Chiho’s powers, which she’d generously showed off at no less than three venues—the Dokodemo Tower, Tokyo Skytree, and Tokyo Tower landmarks—couldn’t have been anything that had just appeared within her overnight.
There was a great number of things Emi wanted to ask about these newfound abilities, but from Chiho’s perspective, there wasn’t much she could say that she hadn’t already told Maou—how she had obtained these untold powers, what kind of exchange she’d had with her benefactor, and what Chiho had been up to before Emi saw her. And as for this mystery patron:
“I’m sorry, but I really just don’t know, in the end…” Chiho looked up apologetically from her bed.
Emi shook her head in reply. “No. it’s okay. Thanks. You’ve been a big help to me.”
“Um, have I? Oh, but there was one thing I needed to relay…I mean, to talk to you about, Yusa. I think, anyway.”
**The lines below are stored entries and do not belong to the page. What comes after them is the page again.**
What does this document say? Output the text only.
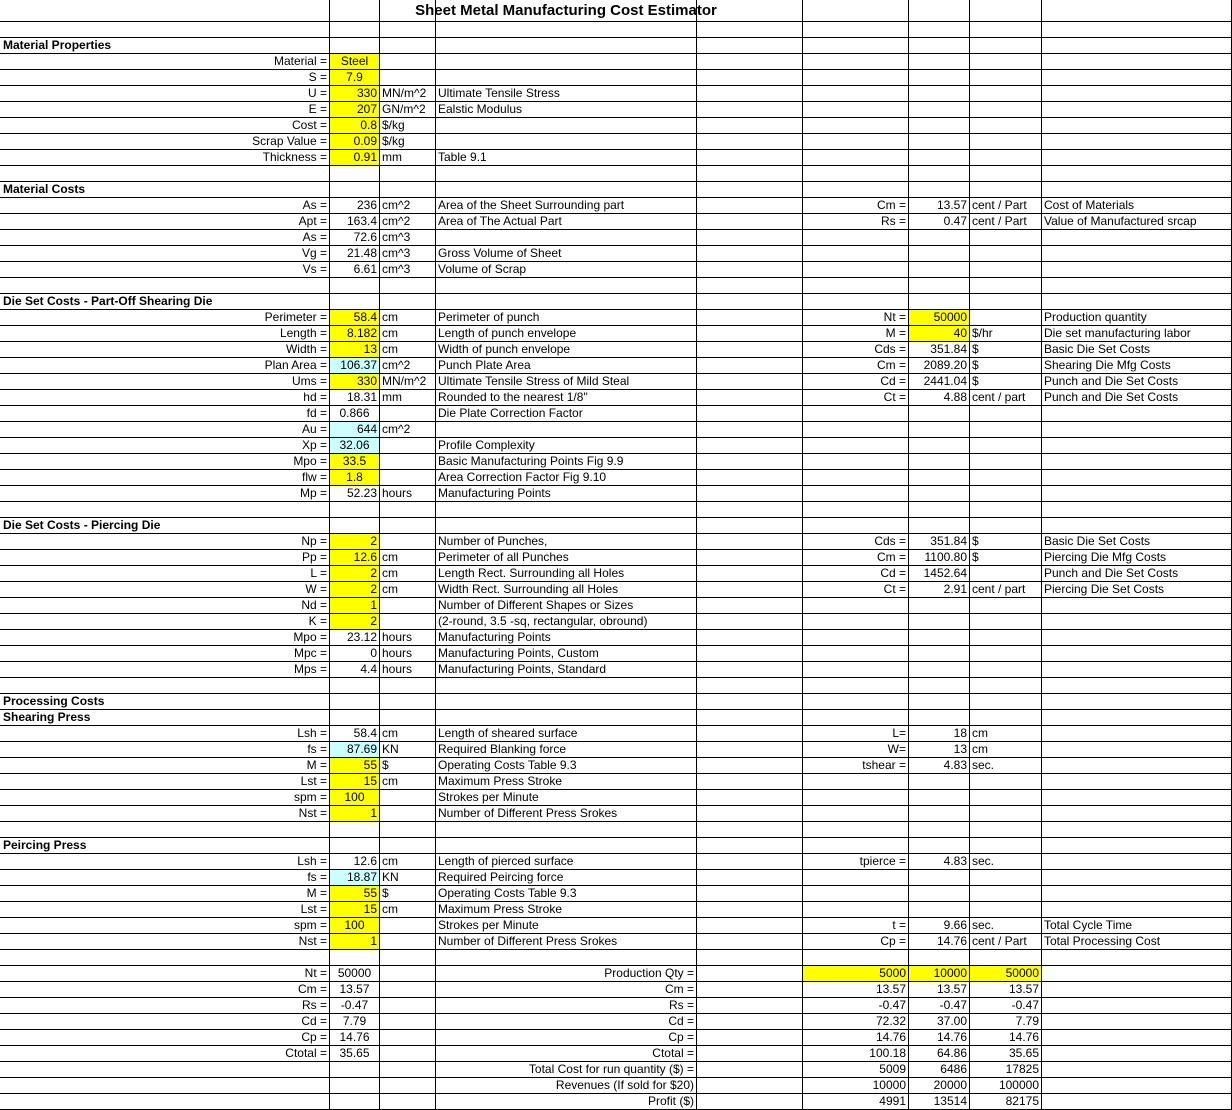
Sheet Metal Manufacturing Cost Estimator
Material Properties
Material Costs
Die Set Costs - Part-Off Shearing Die
Die Set Costs - Piercing Die
Processing Costs
Shearing Press
Peircing Press
Material =	Steel
S =	7.9
U =	330 MN/m^2 Ultimate Tensile Stress
E =	207 GN/m^2	Ealstic Modulus
Cost =	0.8 $/kg
Scrap Value =	0.09 $/kg
Thickness =	0.91 mm	Table 9.1
As =	236 cm^2	Area of the Sheet Surrounding part	Cm =	13.57 cent / Part	Cost of Materials
Apt =	163.4 cm^2	Area of The Actual Part	Rs =	0.47 cent / Part	Value of Manufactured srcap
As =	72.6 cm^3
Vg =	21.48 cm^3	Gross Volume of Sheet
Vs =	6.61 cm^3	Volume of Scrap
Perimeter =	58.4 cm	Perimeter of punch	Nt =	50000	Production quantity
Length =	8.182 cm	Length of punch envelope	M =	40 $/hr	Die set manufacturing labor
Width =	13 cm	Width of punch envelope	Cds =	351.84 $	Basic Die Set Costs
Plan Area =	106.37 cm^2	Punch Plate Area	Cm =	2089.20 $	Shearing Die Mfg Costs
Ums =	330 MN/m^2 Ultimate Tensile Stress of Mild Steal	Cd =	2441.04 $	Punch and Die Set Costs
hd =	18.31 mm	Rounded to the nearest 1/8"	Ct =	4.88 cent / part	Punch and Die Set Costs
fd =	0.866	Die Plate Correction Factor
Au =	644 cm^2
Xp =	32.06	Profile Complexity
Mpo =	33.5	Basic Manufacturing Points Fig 9.9
flw =	1.8	Area Correction Factor Fig 9.10
Mp =	52.23 hours	Manufacturing Points
Np =	2	Number of Punches,	Cds =	351.84 $	Basic Die Set Costs
Pp =	12.6 cm	Perimeter of all Punches	Cm =	1100.80 $	Piercing Die Mfg Costs
L =	2 cm	Length Rect. Surrounding all Holes	Cd =	1452.64	Punch and Die Set Costs
W =	2 cm	Width Rect. Surrounding all Holes	Ct =	2.91 cent / part	Piercing Die Set Costs
Nd =	1	Number of Different Shapes or Sizes
K =	2	(2-round, 3.5 -sq, rectangular, obround)
Mpo =	23.12 hours	Manufacturing Points
Mpc =	0 hours	Manufacturing Points, Custom
Mps =	4.4 hours	Manufacturing Points, Standard
Lsh =	58.4 cm	Length of sheared surface	L=	18 cm
fs =	87.69 KN	Required Blanking force	W=	13 cm
M =	55 $	Operating Costs Table 9.3	tshear =	4.83 sec.
Lst =	15 cm	Maximum Press Stroke
spm =	100	Strokes per Minute
Nst =	1	Number of Different Press Srokes
Lsh =	12.6 cm	Length of pierced surface	tpierce =	4.83 sec.
fs =	18.87 KN	Required Peircing force
M =	55 $	Operating Costs Table 9.3
Lst =	15 cm	Maximum Press Stroke
spm =	100	Strokes per Minute	t =	9.66 sec.	Total Cycle Time
Nst =	1	Number of Different Press Srokes	Cp =	14.76 cent / Part	Total Processing Cost
Nt = 50000
Cm =	13.57
Rs =	-0.47
Cd =	7.79
Cp =	14.76
Ctotal =	35.65
Production Qty =	5000	10000	50000
Cm =	13.57	13.57	13.57
Rs =	-0.47	-0.47	-0.47
Cd =	72.32	37.00	7.79
Cp =	14.76	14.76	14.76
Ctotal =	100.18	64.86	35.65
Total Cost for run quantity ($) =	5009	6486	17825
Revenues (If sold for $20)	10000	20000	100000
Profit ($)	4991	13514	82175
“Why’re you so vague about it? You ‘think’ you need to tell me?”
“Um…well, I had another message for Maou, too, but…”
Then she explained to her what she had told Maou—that sh
e had memories of the Devil King’s younger days, something she couldn’t possibly have experienced herself.
“I just feel like…I dunno, like it’s important you knew about that, so…”
And there was something else.
“I saw this big, muscular man. He had a beard, and his hair wasn’t that long but he still had it in a ponytail down the back of his neck. He was dressed kind of like a medieval farmer from Europe or something. He seemed nice. Where was he…? I saw something that looked like a really big rice field, except the stalks were all gold, lit up by the sunset…”
“!!”
Emi’s heart skipped a beat.
“…Do you think that was actually wheat, maybe?” Emi asked. “Rice plants droop down when they’re ready for harvest, but wheat stalks would still be standing straight up.”
“Yeah, that might be the case, then. But I couldn’t really make out what was in the background. The guy was holding a sword, and he was looking at me…or, I guess, he was looking toward my viewpoint, anyway.”
“A sword?” Emi’s pulse shifted from a quick staccato to an oppressive drone of thumping. “For real?”
“Yeah, but…” Chiho paused a moment, unsure of what attracted Emi’s attention. “But that’s really it, though. That’s all the memory that I have. That, and…”
Chiho found herself pausing again, gauging Emi’s clear disappointment.
“Assieth-arra.”
“…What?”
“Assieth-arra. That’s what that man said.”
“Assieth-arra…? Acieth… Maybe it’s something in the Centurient language.” Emi filed the unfamiliar term into her memory. “I’ll ask Bell about it later.”
“I just felt like I had to tell you that for some reason, Yusa…but I don’t really know what any of it means myself.”
Chiho’s anxious expression didn’t escape Emi’s notice as she pondered over this. Not having met the woman in white at Tokyo Big-Egg Town, Chiho had no way of knowing what her memories meant. But to Emi, that all but confirmed her long-held suspicions. She had no idea what was driving her to hide her true identity like this, but only one person in the universe would have a reason to give Chiho a Yesod fragment, toss vast amounts of holy energy around, completely ignore Urushihara, fight against Gabriel and Raguel, and plant memories of a man in a wheat field into Chiho.